Dal punto di vista culturale, tuttavia, è opinione diffusa che i vent’anni “debbano” essere un’anticamera divertente e disimpegnata che precede la vita “vera”, lavorativa e affettiva. Molto spesso vengono glorificati con superficialità come una parentesi di libertà pre maturità, in cui godersi il momento, senza pensare troppo. Ai ventenni viene detto che sono nel loro periodo più bello e leggero, nell’età in cui esplorare mille potenzialità e a trarre il massimo da più esperienze possibile. Una sorta di indefinita e transitoria continuazione dell’adolescenza. In modo esplicito o meno, si consiglia ai giovani di non impegnarsi troppo presto o troppo seriamente con decisioni vincolanti. Ma inquadrare in modo così frivolo tale periodo cruciale e determinante, li porta a sottovalutare le conseguenze di determinate scelte, o non scelte.

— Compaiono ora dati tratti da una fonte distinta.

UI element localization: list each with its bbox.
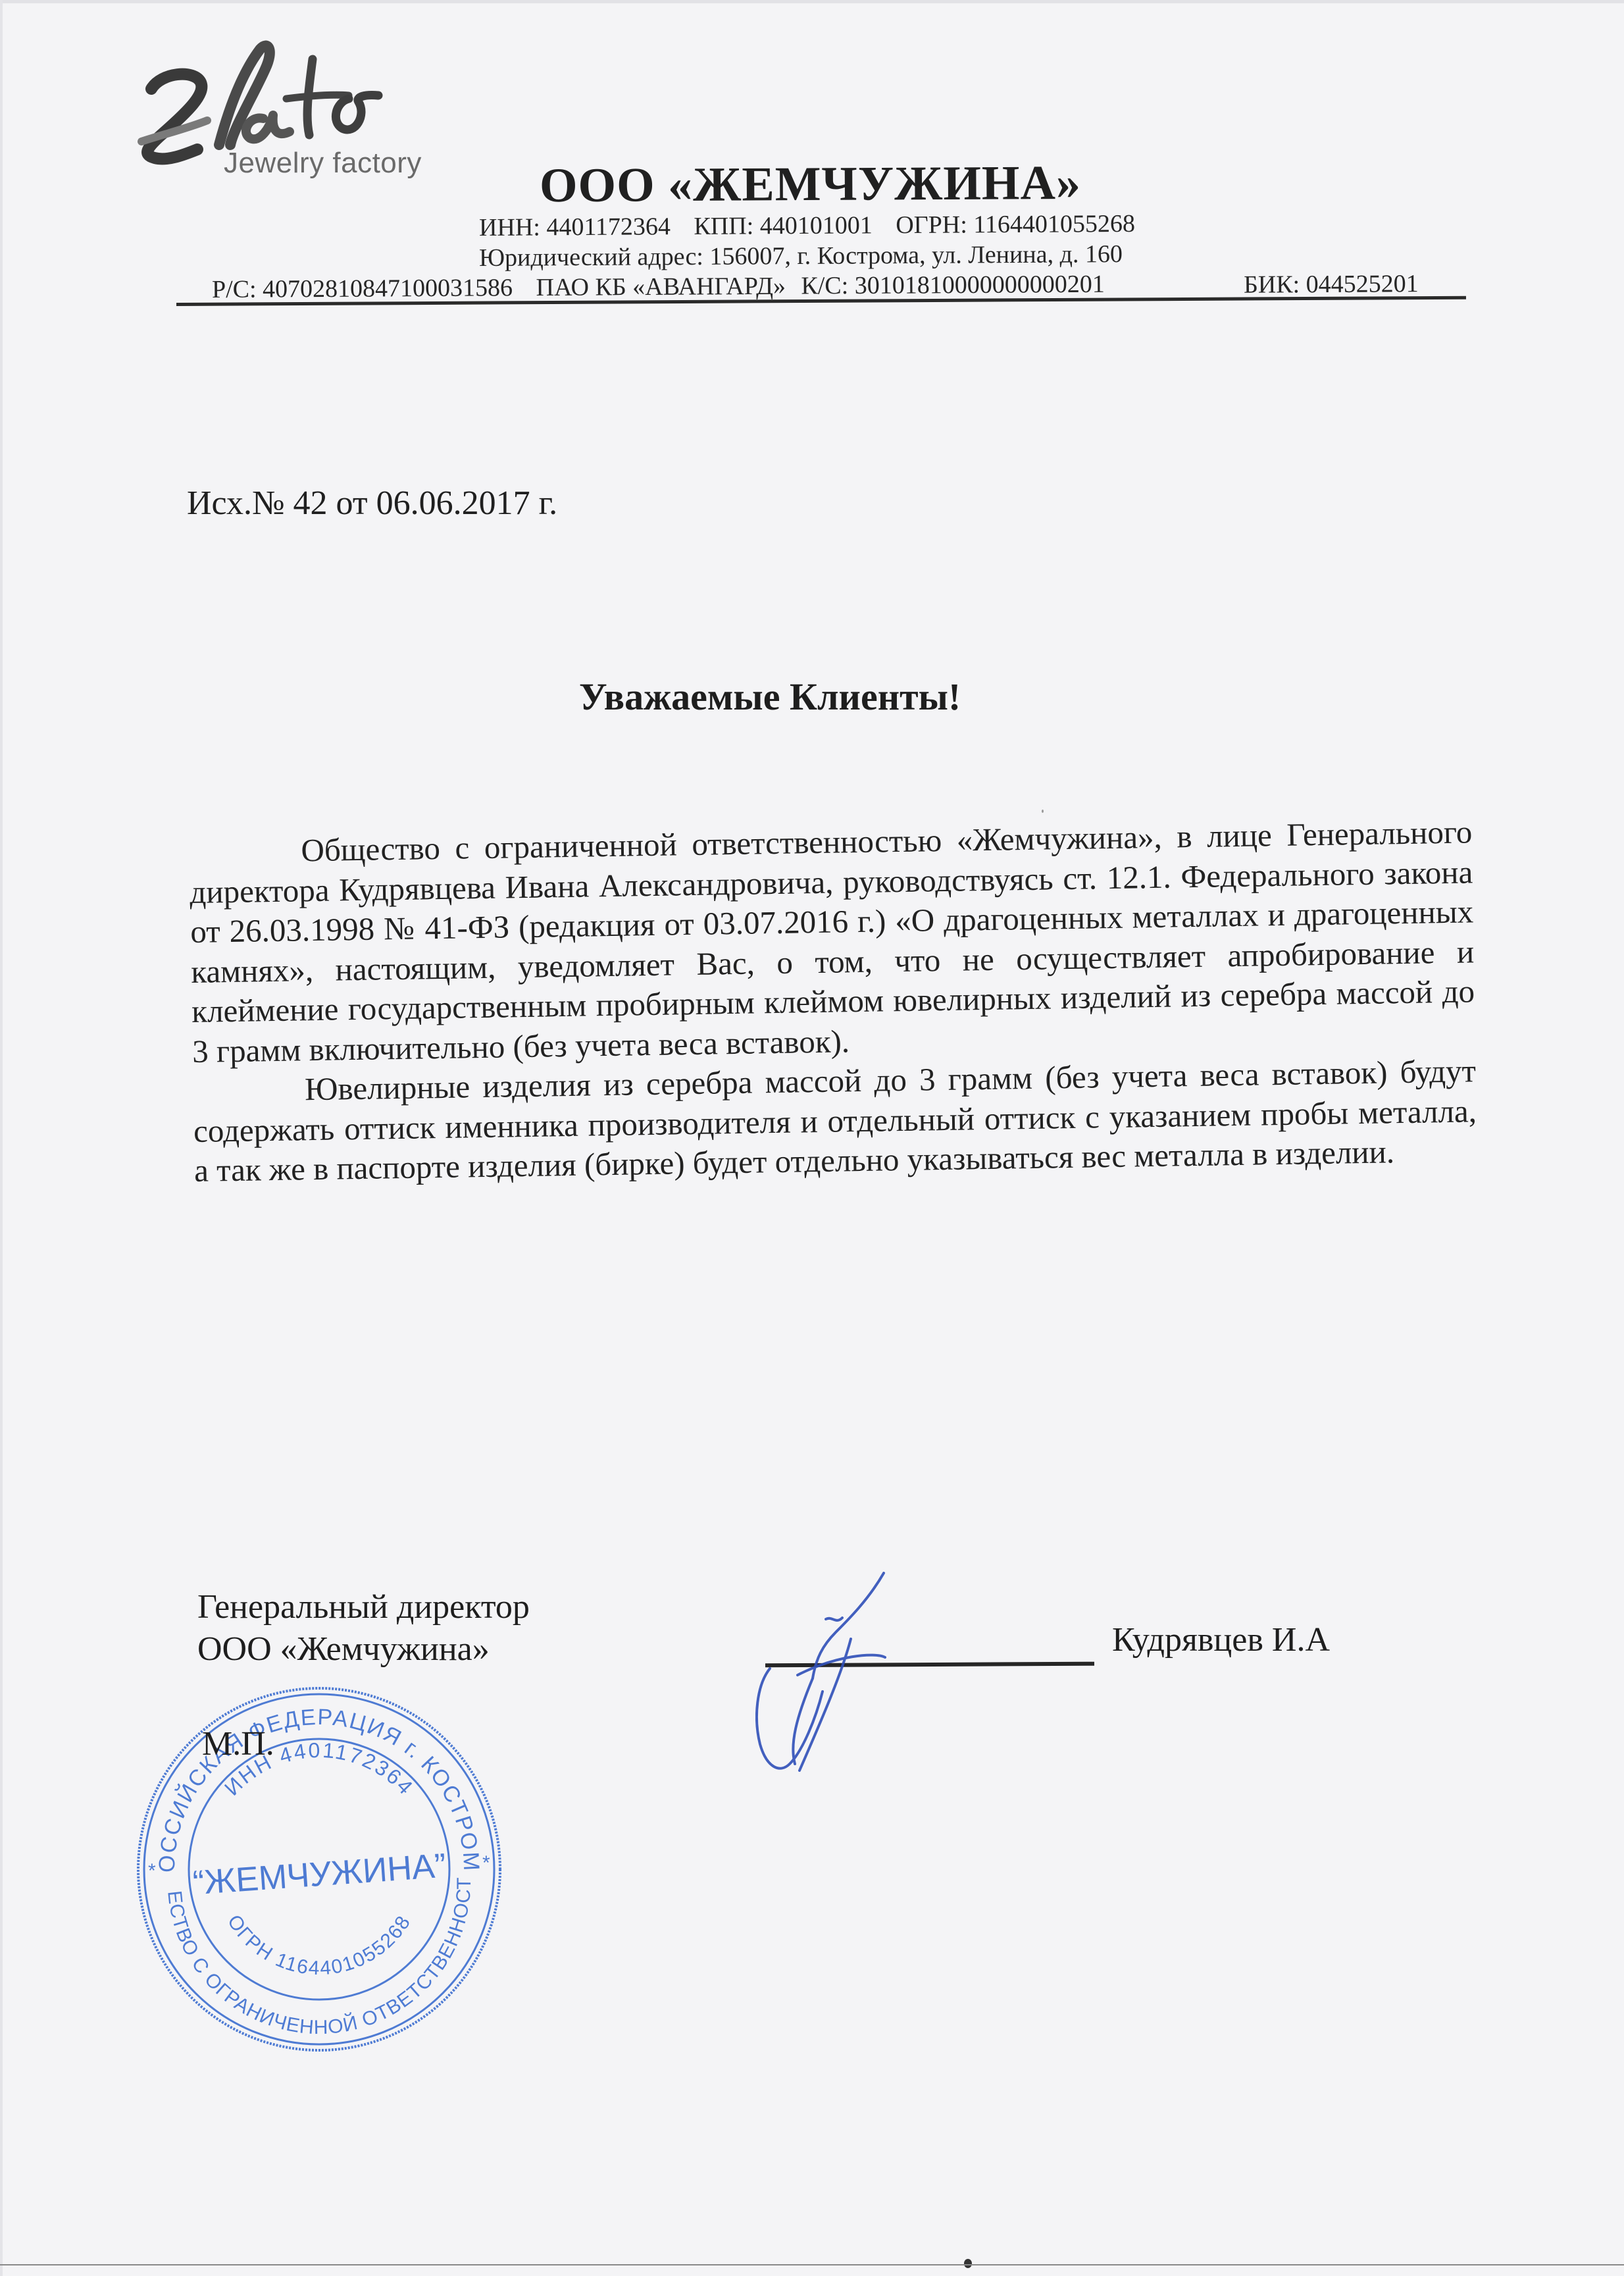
letter-greeting: Уважаемые Клиенты! bbox=[579, 675, 961, 719]
rs-value: 40702810847100031586 bbox=[263, 274, 513, 303]
company-name-heading: ООО «ЖЕМЧУЖИНА» bbox=[540, 155, 1081, 214]
kpp-value: 440101001 bbox=[760, 211, 873, 240]
signer-name: Кудрявцев И.А bbox=[1112, 1620, 1330, 1659]
kpp-label: КПП: bbox=[694, 212, 753, 240]
signature-scribble-icon bbox=[744, 1547, 1112, 1823]
round-seal-icon: РОССИЙСКАЯ ФЕДЕРАЦИЯ г. КОСТРОМА ОБЩЕСТВ… bbox=[122, 1672, 517, 2067]
logo-tagline: Jewelry factory bbox=[224, 147, 422, 180]
address-value: 156007, г. Кострома, ул. Ленина, д. 160 bbox=[709, 240, 1123, 271]
svg-text:РОССИЙСКАЯ ФЕДЕРАЦИЯ г. КОСТРО: РОССИЙСКАЯ ФЕДЕРАЦИЯ г. КОСТРОМА bbox=[122, 1672, 484, 1873]
stamp-star-icon: * bbox=[148, 1860, 156, 1882]
page-edge bbox=[0, 0, 1624, 3]
page-bottom-edge bbox=[0, 2264, 1624, 2265]
body-paragraph: Общество с ограниченной ответственностью… bbox=[189, 812, 1475, 1072]
signatory-company: ООО «Жемчужина» bbox=[197, 1628, 530, 1670]
handwritten-signature bbox=[744, 1547, 1112, 1826]
bik-line: БИК: 044525201 bbox=[1244, 269, 1419, 299]
ks-label: К/С: bbox=[801, 272, 848, 299]
ks-value: 30101810000000000201 bbox=[855, 271, 1105, 299]
stamp-outer-top-text: РОССИЙСКАЯ ФЕДЕРАЦИЯ г. КОСТРОМА bbox=[122, 1672, 484, 1873]
stamp-inner-bottom-text: ОГРН 1164401055268 bbox=[223, 1911, 415, 1980]
signatory-title: Генеральный директор ООО «Жемчужина» bbox=[197, 1586, 530, 1670]
letter-body: Общество с ограниченной ответственностью… bbox=[189, 812, 1477, 1191]
company-logo: Jewelry factory bbox=[122, 36, 438, 181]
address-label: Юридический адрес: bbox=[479, 243, 703, 272]
signatory-position: Генеральный директор bbox=[197, 1586, 530, 1628]
company-seal-stamp: РОССИЙСКАЯ ФЕДЕРАЦИЯ г. КОСТРОМА ОБЩЕСТВ… bbox=[122, 1672, 517, 2070]
seal-mark-label: М.П. bbox=[202, 1724, 274, 1763]
bank-name: ПАО КБ «АВАНГАРД» bbox=[536, 272, 786, 301]
inn-value: 4401172364 bbox=[546, 213, 671, 241]
page-edge bbox=[0, 0, 3, 2276]
rs-label: Р/С: bbox=[212, 276, 257, 303]
svg-text:ОГРН 1164401055268: ОГРН 1164401055268 bbox=[223, 1911, 415, 1980]
bik-label: БИК: bbox=[1244, 271, 1300, 299]
scan-speck bbox=[964, 2259, 972, 2268]
ogrn-label: ОГРН: bbox=[896, 211, 967, 239]
scan-speck bbox=[1042, 810, 1044, 813]
inn-label: ИНН: bbox=[479, 213, 540, 242]
bik-value: 044525201 bbox=[1306, 270, 1419, 298]
outgoing-reference: Исх.№ 42 от 06.06.2017 г. bbox=[187, 484, 557, 523]
stamp-star-icon: * bbox=[482, 1852, 490, 1874]
body-paragraph: Ювелирные изделия из серебра массой до 3… bbox=[193, 1051, 1478, 1191]
stamp-center-text: “ЖЕМЧУЖИНА” bbox=[191, 1847, 447, 1903]
ogrn-value: 1164401055268 bbox=[973, 210, 1135, 238]
company-registration-line: ИНН: 4401172364 КПП: 440101001 ОГРН: 116… bbox=[479, 209, 1135, 242]
legal-address-line: Юридический адрес: 156007, г. Кострома, … bbox=[479, 240, 1123, 272]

Avallando messaggi così fuorvianti, la società contemporanea abbandona i giovani in balia di se stessi e del caso, senza suggerimenti pratici su come iniziare al meglio la vita da adulti e prepararsi alle numerose sfide che comporta. Salvo poi far impennare la pressione sociale sulle performance professionali e il ticchettio degli orologi biologici appena varcati i trenta. Da un lato si deresponsabilizzano i ventenni, dall’altro li si carica di aspettative vaghe ed esagerate, senza dare loro gli strumenti concreti per orientarsi, comprendere e realizzare i propri obiettivi.